All that glitters is not platinum on the ASX

Okay, so none of us like paying over a dollar a litre for petrol, but at least we have got some.

Friends visiting Perth from Zimbabwe tell me there is hardly a drop to be had in the capital of Harare. Motorists are queuing for up to five kilometres in the hope of buying a cupful of petrol, and the situation is getting worse.

Fuel destined for Zimbabwe is being held up at the Mozambique port of Beira, because there is no money to pay for it.

Much of the fuel that does get into the country is commandeered by the military for the war in the Congo. Critics say it makes no sense for Zimbabwe to spend up to US$1 million a day participating in a war more than 1,000 kilometres from its border.

Inflation is running at 70 per cent. The Zimbabwe dollar was devalued on August 1 from 38 to the US dollar to 50.

Meanwhile, the Government has announced the takeover of a further 229 privately owned farms, bringing the total of mainly white owned farms slated to be grabbed by the State to 3,270.

Some Zimbabweans are hoping that, since matters cannot get much worse, they have the potential to get better. If anyone fancies a pin-your-ears-back punt on that possibility, ponder the shares of Australian-listed Zimbabwe Platinum Mines (Zimplats).

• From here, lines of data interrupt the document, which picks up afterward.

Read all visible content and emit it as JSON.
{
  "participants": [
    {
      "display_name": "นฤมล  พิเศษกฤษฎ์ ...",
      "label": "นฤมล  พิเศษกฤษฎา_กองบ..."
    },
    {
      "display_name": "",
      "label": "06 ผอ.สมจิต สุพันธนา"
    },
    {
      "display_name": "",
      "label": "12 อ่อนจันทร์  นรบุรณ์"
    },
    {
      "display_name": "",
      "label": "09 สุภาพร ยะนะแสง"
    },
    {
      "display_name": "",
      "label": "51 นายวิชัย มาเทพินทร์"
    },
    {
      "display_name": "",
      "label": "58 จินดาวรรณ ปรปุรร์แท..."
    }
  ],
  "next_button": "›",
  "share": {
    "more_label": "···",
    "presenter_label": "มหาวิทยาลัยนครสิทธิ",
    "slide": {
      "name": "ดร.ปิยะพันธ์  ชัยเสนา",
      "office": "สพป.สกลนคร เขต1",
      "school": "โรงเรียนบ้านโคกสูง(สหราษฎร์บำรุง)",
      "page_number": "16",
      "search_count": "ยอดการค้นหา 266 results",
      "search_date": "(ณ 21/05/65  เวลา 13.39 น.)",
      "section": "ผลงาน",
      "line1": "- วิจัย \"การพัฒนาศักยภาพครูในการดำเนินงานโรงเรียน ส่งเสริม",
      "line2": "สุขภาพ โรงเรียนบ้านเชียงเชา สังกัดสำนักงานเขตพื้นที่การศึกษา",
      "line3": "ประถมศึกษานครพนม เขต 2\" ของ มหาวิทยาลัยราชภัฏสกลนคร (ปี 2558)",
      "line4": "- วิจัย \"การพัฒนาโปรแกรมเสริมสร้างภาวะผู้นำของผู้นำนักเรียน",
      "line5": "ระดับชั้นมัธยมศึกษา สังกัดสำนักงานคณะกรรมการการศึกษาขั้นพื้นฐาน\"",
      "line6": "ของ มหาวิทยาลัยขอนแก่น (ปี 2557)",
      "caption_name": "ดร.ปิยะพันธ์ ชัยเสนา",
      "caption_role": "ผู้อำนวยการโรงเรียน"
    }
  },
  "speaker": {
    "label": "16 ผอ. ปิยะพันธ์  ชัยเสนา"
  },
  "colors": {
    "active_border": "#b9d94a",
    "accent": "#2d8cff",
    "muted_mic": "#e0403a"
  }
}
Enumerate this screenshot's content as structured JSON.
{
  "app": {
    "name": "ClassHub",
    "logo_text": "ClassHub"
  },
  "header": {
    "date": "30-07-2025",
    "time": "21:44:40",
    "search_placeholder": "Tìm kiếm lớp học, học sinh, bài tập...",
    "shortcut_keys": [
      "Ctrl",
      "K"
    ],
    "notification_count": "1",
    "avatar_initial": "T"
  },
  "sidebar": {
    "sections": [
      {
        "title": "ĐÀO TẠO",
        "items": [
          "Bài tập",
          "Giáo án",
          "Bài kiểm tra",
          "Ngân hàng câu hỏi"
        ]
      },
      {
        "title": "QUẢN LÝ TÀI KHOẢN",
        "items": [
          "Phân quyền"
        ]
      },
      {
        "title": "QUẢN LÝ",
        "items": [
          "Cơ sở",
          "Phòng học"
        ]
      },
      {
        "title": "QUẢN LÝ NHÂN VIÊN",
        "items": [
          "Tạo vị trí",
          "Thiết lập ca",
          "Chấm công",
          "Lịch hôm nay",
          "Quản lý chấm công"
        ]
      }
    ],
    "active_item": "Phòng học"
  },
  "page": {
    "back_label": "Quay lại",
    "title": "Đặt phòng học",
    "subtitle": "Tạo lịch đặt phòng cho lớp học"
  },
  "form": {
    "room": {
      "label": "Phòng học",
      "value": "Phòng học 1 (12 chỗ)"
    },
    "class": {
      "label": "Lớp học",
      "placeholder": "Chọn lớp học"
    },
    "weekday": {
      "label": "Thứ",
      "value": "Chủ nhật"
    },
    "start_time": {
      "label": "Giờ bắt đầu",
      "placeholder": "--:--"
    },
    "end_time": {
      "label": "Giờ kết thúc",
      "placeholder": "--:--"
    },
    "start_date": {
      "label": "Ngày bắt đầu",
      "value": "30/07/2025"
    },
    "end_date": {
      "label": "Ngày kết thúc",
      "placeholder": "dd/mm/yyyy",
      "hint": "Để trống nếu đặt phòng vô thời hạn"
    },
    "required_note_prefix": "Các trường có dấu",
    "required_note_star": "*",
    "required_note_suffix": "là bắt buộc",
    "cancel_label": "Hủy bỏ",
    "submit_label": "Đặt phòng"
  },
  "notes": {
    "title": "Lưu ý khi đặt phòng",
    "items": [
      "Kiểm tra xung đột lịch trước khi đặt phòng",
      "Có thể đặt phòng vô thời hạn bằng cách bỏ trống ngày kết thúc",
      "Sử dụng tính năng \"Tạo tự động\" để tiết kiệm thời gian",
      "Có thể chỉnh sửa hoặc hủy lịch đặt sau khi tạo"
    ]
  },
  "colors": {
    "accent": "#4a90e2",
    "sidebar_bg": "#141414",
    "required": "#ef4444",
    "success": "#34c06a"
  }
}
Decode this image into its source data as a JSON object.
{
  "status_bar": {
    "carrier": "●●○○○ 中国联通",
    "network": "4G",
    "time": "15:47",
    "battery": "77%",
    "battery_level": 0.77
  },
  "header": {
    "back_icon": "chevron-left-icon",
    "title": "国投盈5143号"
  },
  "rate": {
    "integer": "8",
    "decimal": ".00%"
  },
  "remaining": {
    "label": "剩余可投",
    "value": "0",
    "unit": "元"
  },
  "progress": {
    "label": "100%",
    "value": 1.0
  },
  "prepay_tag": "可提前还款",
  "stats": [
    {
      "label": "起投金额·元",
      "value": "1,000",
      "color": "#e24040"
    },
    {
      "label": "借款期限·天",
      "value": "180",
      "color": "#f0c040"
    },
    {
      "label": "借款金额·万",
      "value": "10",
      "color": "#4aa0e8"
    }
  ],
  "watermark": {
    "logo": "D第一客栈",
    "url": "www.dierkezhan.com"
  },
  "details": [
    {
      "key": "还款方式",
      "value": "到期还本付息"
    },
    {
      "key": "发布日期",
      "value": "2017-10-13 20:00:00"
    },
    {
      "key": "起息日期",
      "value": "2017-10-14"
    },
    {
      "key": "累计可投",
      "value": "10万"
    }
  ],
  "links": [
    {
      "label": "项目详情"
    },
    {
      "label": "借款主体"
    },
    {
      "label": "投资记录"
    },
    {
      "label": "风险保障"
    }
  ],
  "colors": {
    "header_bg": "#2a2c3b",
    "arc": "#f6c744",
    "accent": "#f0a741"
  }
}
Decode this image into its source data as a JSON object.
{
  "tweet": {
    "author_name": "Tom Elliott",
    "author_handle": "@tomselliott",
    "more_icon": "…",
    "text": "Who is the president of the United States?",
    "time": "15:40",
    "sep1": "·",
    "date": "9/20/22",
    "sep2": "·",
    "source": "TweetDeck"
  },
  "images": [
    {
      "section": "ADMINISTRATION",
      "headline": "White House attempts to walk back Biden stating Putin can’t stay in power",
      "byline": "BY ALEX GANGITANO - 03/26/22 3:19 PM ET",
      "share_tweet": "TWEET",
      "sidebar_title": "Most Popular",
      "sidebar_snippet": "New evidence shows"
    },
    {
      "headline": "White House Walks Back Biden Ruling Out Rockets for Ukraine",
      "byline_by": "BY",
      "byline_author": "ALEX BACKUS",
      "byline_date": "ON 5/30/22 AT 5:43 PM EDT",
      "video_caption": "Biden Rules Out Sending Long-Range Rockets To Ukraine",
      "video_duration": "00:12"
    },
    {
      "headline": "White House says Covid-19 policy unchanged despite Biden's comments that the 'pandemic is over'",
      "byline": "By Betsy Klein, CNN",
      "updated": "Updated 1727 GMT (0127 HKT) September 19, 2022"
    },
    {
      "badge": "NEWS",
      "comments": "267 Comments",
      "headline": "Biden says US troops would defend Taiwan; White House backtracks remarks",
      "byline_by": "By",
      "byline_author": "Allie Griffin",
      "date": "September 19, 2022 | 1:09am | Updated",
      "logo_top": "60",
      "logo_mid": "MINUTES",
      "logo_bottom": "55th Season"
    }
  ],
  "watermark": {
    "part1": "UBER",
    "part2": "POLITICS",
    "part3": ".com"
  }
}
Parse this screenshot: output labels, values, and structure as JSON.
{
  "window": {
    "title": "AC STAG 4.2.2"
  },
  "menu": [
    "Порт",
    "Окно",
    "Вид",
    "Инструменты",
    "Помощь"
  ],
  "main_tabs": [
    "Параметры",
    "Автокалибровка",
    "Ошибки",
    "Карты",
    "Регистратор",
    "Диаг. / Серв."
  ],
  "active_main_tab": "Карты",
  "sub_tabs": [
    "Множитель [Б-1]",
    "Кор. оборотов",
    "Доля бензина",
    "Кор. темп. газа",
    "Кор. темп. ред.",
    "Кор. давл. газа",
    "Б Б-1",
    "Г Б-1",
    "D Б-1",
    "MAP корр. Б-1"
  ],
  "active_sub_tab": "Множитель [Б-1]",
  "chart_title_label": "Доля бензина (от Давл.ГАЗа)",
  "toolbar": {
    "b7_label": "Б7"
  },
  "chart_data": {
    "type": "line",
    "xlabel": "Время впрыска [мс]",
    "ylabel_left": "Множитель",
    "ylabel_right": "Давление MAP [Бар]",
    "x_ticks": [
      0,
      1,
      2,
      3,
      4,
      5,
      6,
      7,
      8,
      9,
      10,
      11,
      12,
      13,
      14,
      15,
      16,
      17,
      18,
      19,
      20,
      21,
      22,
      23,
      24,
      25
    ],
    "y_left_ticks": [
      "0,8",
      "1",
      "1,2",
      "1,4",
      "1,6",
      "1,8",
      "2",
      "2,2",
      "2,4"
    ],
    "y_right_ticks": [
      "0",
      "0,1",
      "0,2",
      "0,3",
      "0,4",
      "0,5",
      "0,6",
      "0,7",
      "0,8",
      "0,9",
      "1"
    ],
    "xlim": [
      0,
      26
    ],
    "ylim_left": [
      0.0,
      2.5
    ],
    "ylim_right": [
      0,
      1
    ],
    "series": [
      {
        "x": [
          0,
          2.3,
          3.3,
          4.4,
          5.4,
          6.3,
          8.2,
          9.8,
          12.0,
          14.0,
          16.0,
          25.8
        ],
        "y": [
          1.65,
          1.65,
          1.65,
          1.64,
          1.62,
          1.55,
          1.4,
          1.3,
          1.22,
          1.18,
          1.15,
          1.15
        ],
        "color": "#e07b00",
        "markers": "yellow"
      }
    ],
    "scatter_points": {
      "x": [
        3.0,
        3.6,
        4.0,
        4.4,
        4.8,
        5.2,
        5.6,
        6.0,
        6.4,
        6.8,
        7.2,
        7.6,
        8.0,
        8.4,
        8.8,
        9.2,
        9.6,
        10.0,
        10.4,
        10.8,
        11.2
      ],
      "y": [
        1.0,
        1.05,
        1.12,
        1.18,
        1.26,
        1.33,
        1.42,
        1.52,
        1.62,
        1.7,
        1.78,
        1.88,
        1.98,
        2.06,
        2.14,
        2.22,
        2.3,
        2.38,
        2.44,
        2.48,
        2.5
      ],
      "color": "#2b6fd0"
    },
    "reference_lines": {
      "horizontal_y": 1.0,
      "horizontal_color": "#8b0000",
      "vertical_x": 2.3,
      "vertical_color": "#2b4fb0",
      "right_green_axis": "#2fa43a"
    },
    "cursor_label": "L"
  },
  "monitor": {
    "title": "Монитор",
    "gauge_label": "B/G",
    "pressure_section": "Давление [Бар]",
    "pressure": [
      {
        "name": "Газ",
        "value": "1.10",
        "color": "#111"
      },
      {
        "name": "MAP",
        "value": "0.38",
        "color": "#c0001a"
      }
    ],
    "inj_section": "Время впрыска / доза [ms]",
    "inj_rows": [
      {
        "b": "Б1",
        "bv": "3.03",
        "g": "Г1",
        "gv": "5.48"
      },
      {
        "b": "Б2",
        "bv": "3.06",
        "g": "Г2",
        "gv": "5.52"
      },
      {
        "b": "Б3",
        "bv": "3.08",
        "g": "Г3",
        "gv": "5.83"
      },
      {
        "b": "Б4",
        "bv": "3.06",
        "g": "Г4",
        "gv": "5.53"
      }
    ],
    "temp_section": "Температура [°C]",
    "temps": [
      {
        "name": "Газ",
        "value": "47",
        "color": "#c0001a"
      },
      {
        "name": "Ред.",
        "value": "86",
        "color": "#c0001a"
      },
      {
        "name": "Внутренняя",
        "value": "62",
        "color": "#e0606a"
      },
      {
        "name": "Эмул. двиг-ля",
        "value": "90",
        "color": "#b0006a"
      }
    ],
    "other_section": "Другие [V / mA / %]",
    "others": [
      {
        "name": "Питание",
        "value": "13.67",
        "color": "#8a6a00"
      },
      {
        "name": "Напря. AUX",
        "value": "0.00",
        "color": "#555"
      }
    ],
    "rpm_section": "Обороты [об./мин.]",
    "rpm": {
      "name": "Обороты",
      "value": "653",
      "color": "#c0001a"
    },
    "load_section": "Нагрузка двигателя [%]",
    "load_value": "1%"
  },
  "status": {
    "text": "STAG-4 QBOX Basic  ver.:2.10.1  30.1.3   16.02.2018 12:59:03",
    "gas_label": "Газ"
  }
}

The company, which is 5I per cent owned by the conspicuously unlucky Delta Gold, plans to resuscitate the closed Hartley platinum prospect it acquired from BHP.

The Hartley complex is said to contain the world’s largest undeveloped source of platinum in its Great Dyke prospect, 500 kilometres down the centre of the country.

Zimplats were trading as high as 76c last year and have since skidded to 27c.

Before you call your broker, consider that President Robert Mugabe made a threat to nationalise foreign mines during his pre-election ranting.